So, I feel like posting, and I would post about GS camp and how hilarious Val is etcetera, but I don’t really feel up to it right now. Meh. I will say a few short things about it, though, namely that Val and I made a very funny rendition of “Oh My My My” that my mother may put up on Youtube, and also me, Val, April and Mandy did some kind of dance to this song about California and Val was the rapper dude and her breakdance was just… priceless.
Also, we were all having one of those late-night conversations where everything is really sincere and honest and philosophical, and they had some good thoughts…. Mandy said, “I don’t want to be called hot or cute. I want beautiful.” So then we talked about why beautiful has so much more meaning behind it, and how the others are really just one thing– hot is just describing your looks or your body, cute is just describing some kind of mannerism or maybe the way you do your hair. But beautiful encompasses your whole person, the way you look and act and talk and walk, your personality and just really your core being. Beautiful is just a lot more of a loaded word, one that actually means something when you’re called it.
Well, that seemed all profound at the time, but now that I write it out it seems like something they would put in a cheesy girl-power book. Blehhhh.
In other news, my tomatoes are finally turning red, now like five a day turn and my grandma picks them for me. I am about to get the last of my onions. My humongous sunflowers (they are too big to be called huge, so I had to use humongous… Ginormous would work too) have heads as big as mine which are too heavy for the stalks, so now they lean over and I feel a little sad about that, but oh well. I want to collect the seeds, or dry the heads and hang them up. That sounded creepy, about hanging up heads, but in my mind I’m thinking “oooooo pretty flower for my bedroom”, not Adderhead Fencing Co. (That was a reference only I would get… sigh. I hate that no one understands what I’m talking about. It makes me feel so alone… *overdramatic angst face*)
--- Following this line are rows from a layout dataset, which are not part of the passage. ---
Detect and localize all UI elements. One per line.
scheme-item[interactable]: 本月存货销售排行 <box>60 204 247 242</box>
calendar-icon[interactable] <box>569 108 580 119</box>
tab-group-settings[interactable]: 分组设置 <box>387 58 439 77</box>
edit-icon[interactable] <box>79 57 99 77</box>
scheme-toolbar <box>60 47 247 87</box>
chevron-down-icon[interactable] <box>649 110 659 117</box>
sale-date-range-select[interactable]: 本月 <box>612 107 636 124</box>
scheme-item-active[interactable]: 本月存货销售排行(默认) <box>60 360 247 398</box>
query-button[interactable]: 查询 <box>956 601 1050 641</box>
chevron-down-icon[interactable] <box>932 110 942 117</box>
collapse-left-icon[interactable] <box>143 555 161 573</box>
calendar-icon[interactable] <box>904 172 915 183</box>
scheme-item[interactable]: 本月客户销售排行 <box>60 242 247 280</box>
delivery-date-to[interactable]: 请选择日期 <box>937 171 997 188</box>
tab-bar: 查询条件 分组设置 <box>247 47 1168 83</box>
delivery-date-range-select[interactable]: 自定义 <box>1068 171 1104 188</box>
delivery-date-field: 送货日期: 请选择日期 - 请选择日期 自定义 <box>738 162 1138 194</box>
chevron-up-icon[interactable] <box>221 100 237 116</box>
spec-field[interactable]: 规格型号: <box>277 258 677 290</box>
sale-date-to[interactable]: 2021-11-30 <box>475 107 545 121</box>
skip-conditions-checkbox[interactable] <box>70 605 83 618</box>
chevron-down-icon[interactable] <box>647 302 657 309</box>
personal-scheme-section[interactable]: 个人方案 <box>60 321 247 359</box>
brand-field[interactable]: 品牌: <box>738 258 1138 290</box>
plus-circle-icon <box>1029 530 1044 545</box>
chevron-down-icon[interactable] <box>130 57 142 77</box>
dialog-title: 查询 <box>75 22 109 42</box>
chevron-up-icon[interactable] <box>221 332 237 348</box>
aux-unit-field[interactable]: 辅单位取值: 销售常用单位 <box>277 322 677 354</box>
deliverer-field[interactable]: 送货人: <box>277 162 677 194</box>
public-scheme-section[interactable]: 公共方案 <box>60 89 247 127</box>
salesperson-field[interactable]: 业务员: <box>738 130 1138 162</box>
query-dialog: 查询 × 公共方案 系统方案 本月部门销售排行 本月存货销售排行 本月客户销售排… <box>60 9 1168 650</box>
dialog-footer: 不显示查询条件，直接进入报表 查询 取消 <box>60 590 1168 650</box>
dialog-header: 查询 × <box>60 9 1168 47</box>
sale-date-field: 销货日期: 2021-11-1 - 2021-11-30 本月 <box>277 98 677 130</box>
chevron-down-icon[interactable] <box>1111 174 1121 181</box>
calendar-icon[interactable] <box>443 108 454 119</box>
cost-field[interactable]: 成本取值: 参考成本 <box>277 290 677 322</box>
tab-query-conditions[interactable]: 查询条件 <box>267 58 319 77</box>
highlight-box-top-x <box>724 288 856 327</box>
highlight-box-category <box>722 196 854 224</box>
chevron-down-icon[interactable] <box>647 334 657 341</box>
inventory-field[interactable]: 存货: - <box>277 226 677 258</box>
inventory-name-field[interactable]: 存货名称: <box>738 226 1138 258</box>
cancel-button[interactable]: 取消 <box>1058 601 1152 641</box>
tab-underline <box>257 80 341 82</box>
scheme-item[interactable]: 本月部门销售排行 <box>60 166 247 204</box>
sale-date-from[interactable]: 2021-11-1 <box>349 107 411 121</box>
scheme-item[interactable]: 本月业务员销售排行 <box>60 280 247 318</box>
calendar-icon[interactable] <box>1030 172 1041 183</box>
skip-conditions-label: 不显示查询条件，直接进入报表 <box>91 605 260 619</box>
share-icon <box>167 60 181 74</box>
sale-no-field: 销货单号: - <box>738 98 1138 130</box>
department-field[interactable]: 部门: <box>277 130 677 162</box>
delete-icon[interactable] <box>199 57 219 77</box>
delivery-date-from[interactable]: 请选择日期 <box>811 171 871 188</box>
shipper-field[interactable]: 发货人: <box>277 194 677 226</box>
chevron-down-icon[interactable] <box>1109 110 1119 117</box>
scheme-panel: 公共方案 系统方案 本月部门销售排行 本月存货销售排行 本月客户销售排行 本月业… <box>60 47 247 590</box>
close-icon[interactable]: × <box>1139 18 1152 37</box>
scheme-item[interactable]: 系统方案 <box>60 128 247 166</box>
While on the subject of references only I would get, I have trimmed off the shoots that our tree was growing around its base. Dad thinks it is dying because it was not planted correctly/deep enough, and every time he says that I say, “it keeps ‘smoldering at the roots/and sending up new shoots'”. But anyway I cut the shoots and am hoping to weave a basket out of them, since they are quite flexible. Tomorrow I will get started on that. Also I am wondering if I can make ink from these beautiful berries currently ripening on “the mystery weed” beside our porch. My wonderful mother allowed me to let the weed grow and mature so that I could study it, and I have concluded that it is pokeweed, a plant that is mostly poisonous but certain parts can be eaten a certain way. The berries are numerous and ripen to this rich, dark purple/indigo, but when you squeeze the juice out, the juice is this luminous purple that stains your hands and I think would be some awesome ink, and really cool dye for clothes. Yeah, I pretty much feel like living like a prairie girl… In fact, Erin said this weekend: “I think out of all of us, Pen would survive the longest in Amish Country”. I would but eventually I’d miss some stuff, like showers and computers and musical instruments. I would love making things though, as you can tell.
Also I would like to learn how to make and shoot a slingshot. It is my one regret in life that I never did that as a child. (I know I’m still young but I’m not a child. And I’m not being pretentious when I say that. I read YA, I am a YA. End of debate.) And arrows. I want to make arrows. I know how to shoot them (thanks Dad), but I want to know how to make them. I am also thinking of going squirrell hunting with Dad this year… I think hunting is pretty important, so I want to try it out.
I guess I’m getting in a big learning mood because it’s nearing back-to-school… Wait. I liked that one commercial that says: “It’s not back to school. It’s forward to what’s next.” That’s how I prefer it, and the way it really is with my schooling. I always feel like I’m learning new stuff and not just reviewing lame crap. But I think that was a cell phone commercial so whatever. I do not want a cell phone. I will have to get one when I drive alone, though, so I am getting the most minimal one possible and not letting anyone call me on it since it’ll be for emergencies only. Also I am thinking of not owning a microwave when I’m older since microwave food often grosses me out. But we shall see.
I’m reading a new book called American Chestnut: The Life, Death, and Rebirth of the Perfect Tree about the chestnut blight. Veeery interesting. I suppose people other than me might find it boring but I am just absorbed by it. Chestnuts are my dad’s favorite trees and he’d told me about the blight before, so I was excited to find the book… Then I must finish Lilith, too! great book (thanks, Eliza!).
I feel like I’m just going on and on. Also, I want tea.
Yours till the dog-tooth violets bite,
PS: “It’s hard to leave the girl you love/ when your heart is full of hope/ But it’s harder still to find the towel/ when your eyes are full of soap.” I love my autograph book. It’s such an unexpected treasure.